While officials confirmed that the author, Canadian-born Victor Ostrovski, had been employed by Mossad during the mid-1980s, they said he had been found “unfit for the service” and that he returned to Canada after 18 months as a trainee.

The officials said Israel seeks to bar publication of the book because the author wrote it in contravention of the official secrets oath which he took when he became associated with Mossad.

They refused to comment on the allegations contained in the book but insisted their truth or falsity was not the issue.

The Canadian ban was handed down on grounds that Ostrovski, who holds dual Canadian and Israeli citizenship, violated the secrecy clause of the contract he signed with Mossad.

The book is titled “By Way of Deception: A Devastating Insider’s Portrait of Mossad.” Ostrovski wrote it along with Canadian journalist Claire Hoy. Publication was scheduled for October by Stoddart Publishing Co. Ltd. of Toronto.

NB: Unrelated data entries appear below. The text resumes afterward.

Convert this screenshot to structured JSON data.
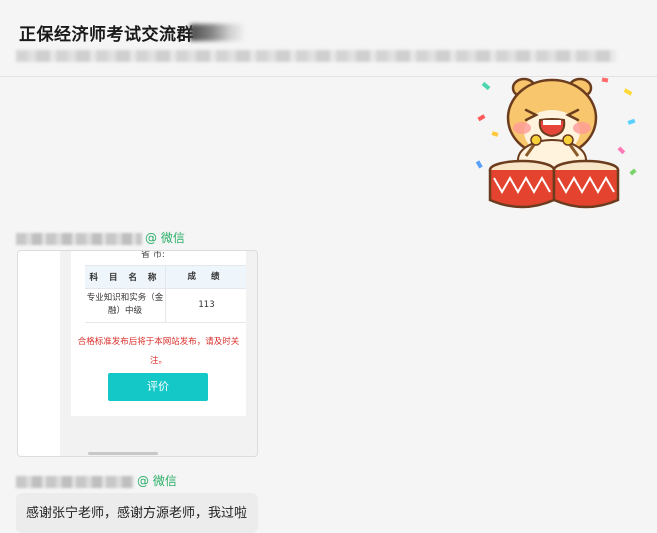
{
  "header": {
    "title": "正保经济师考试交流群"
  },
  "messages": [
    {
      "sender_suffix": "@ 微信",
      "card": {
        "province_label": "省    市:",
        "table_headers": [
          "科 目 名 称",
          "成 绩"
        ],
        "rows": [
          {
            "subject": "专业知识和实务（金融）中级",
            "score": "113"
          }
        ],
        "notice": "合格标准发布后将于本网站发布，请及时关注。",
        "button_label": "评价"
      }
    },
    {
      "sender_suffix": "@ 微信",
      "text": "感谢张宁老师，感谢方源老师，我过啦"
    }
  ],
  "colors": {
    "accent_green": "#2aae67",
    "button_teal": "#15c8c8",
    "notice_red": "#d9302b"
  },
  "icons": [
    "hamster-drum-sticker"
  ]
}
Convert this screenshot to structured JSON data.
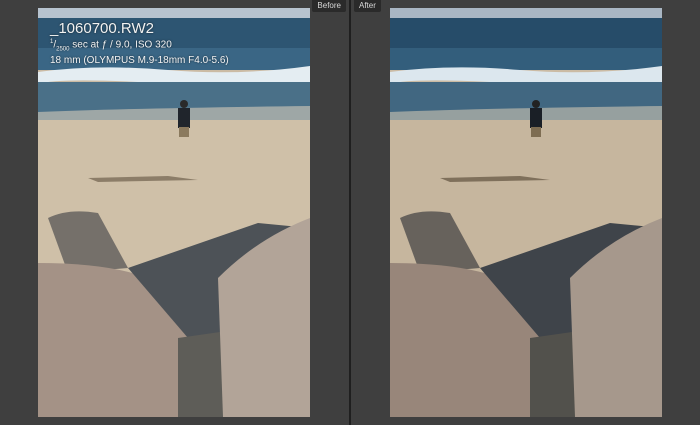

Israelis who claim to have worked with him in civil life described Ostrovski as an erratic personality with a vivid imagination.

They said he ran afoul of the law because of bad debts and his alleged involvement in the forging of credit cards.

MAY HAVE HAD PERSONAL VENDETTA

Isser Harel, a former chief of Mossad and of the internal security service Shin Bet, contended in an interview Sunday that Ostrovski was motivated by greed and a personal vendetta when he wrote his book.

Harel is himself the author of dozens of books based on his Mossad experiences, including “The House on Garibaldi Street,” an account of the kidnapping of Nazi war criminal Adolf Eichmann by Israeli agents in Buenos Aires in 1960.

But according to Harel, all of his published works were first reviewed by a special Cabinet committee and passed by the military censor before publication.

The spotlight focused on Ostrovski, who also claims to have been an officer in the Israeli navy, when the author held a news conference in Toronto last week at which he expressed fear for his life. He said Mossad agents had visited him and threatened him with “the fate of Mordechai Vanunu.”

Vanunu, a former technician at Israel’s Dimona nuclear facility, was allegedly kidnapped by Israeli agents in Rome in 1986 after giving information to a British newspaper about Israel’s supposed nuclear weapons capabilities. He is now serving a life sentence in solitary confinement.

Ostrovski has gone into hiding.

His 300-page book alleges, among other things, that Mossad deliberately withheld advance information it had of the Shi’ite suicide truck bomb attack that killed nearly 300 U.S. Marines deployed at Beirut airport in 1983. The purpose, Ostrovski said, was to harm U.S. Arab relations.